The European Union’s General Court last week annulled the European Central Bank’s framework requiring central counterparties to be located in the Eurozone.
The ECB published its Eurosystem Oversight Policy Framework in July 2011, for its supervision of payment, clearing, and settlement systems according to the Treaty on the Functioning of the EU (FEU Treaty). The policy referred to risks that infrastructures located outside the euro area could pose to payment systems within the Eurozone, and concluded that infrastructures settling euro-denominated transactions should be based within the euro area. The ECB said that location policy applied to central counterparties (CCPs) with an average daily net credit exposure of more than €5 billion in one of the major euro-denominated categories.

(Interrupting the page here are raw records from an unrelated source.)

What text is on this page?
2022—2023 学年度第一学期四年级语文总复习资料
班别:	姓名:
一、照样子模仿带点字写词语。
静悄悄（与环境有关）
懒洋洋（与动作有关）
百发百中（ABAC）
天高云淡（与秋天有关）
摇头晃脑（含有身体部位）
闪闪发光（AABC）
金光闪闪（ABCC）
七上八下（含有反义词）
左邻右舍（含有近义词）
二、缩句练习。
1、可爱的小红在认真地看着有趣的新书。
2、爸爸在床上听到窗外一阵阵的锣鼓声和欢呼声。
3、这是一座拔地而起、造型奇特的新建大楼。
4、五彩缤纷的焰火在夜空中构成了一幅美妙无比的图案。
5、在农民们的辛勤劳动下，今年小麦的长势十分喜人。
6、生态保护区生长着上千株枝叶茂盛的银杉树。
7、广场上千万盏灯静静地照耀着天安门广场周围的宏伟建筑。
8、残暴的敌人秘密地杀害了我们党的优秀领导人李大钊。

The United Kingdom challenged the policy in September 2011, arguing the bank supervisor did not have the authority to implement a location requirement for CCPs. The U.K. also argued it would affect CCPs in EU Member States that are not part of the eurosystem, according to court documents.
The General Court sided with the U.K., annulling the framework on the grounds that the ECB “lacks the competence necessary to regulate the activity of securities clearing systems” because its competence is limited to payment systems alone under the FEU Treaty, the court ruled.
“The General Court then rejects the ECB’s line of argument to the effect that the task entrusted to it by the FEU Treaty of promoting the sound operation of payment systems means that it necessarily has the power to regulate the activity of securities clearing infrastructures,” the court ruling stated. The court went on to advise that if the ECB really feels it necessary to regulate that segment, it should ask the EU legislature to amend the law and add a specific reference to securities clearing systems.
The ECB has two months to decide whether to appeal the ruling on points of law only rather than merits of its argument to the European Court of Justice.
In response, the ECB issued a statement that promised to review the judgment carefully and decide on what, if any, action to take. The ECB’s defense of the framework included the contention that the framework was confirmatory in nature and simply restated a pre-existing – and unchallenged -- location policy. Spain and France had backed the central bank’s position.
“CCPs have become more and more critical to the functioning of financial markets, facilitating trading in the derivatives and equities markets and providing efficiency and stability to the financial system,” the ECB said in its statement. “The ECB remains convinced of the importance of effective oversight of CCPs to safeguard financial stability and of the need to strengthen international cooperation in this field.”
Both the ECB and the Bank of England pledged to work cooperatively to ensure the “smooth functioning” of financial market systems.
The Bank of England said in a statement following the court ruling that it recognized the ECB has an interest in the soundness of CCPs, and noted that the ECB is a member of the supervisory colleges for all four U.K. CCPs and a voting member for three. It also pointed to EU regulations barring restrictions on CCPs in one Member State from clearing a product denominated in the currency of another Member State, as well as rules preventing discrimination against Member States as a venue for clearing services.
“It is important for the safety and soundness of CCPs that they have access to liquidity arrangements in the currencies they clear. This is first and foremost the responsibility of the private operators,” the Bank of England stated. “In addition, access to central bank liquidity can provide a backstop arrangement. The most efficient ultimate source of this backstop liquidity in the event of major market disruption is provided by the network of central bank swap-lines. This is already the case for a number of major foreign currencies.”
Sweden supported the U.K. in its challenge of the framework.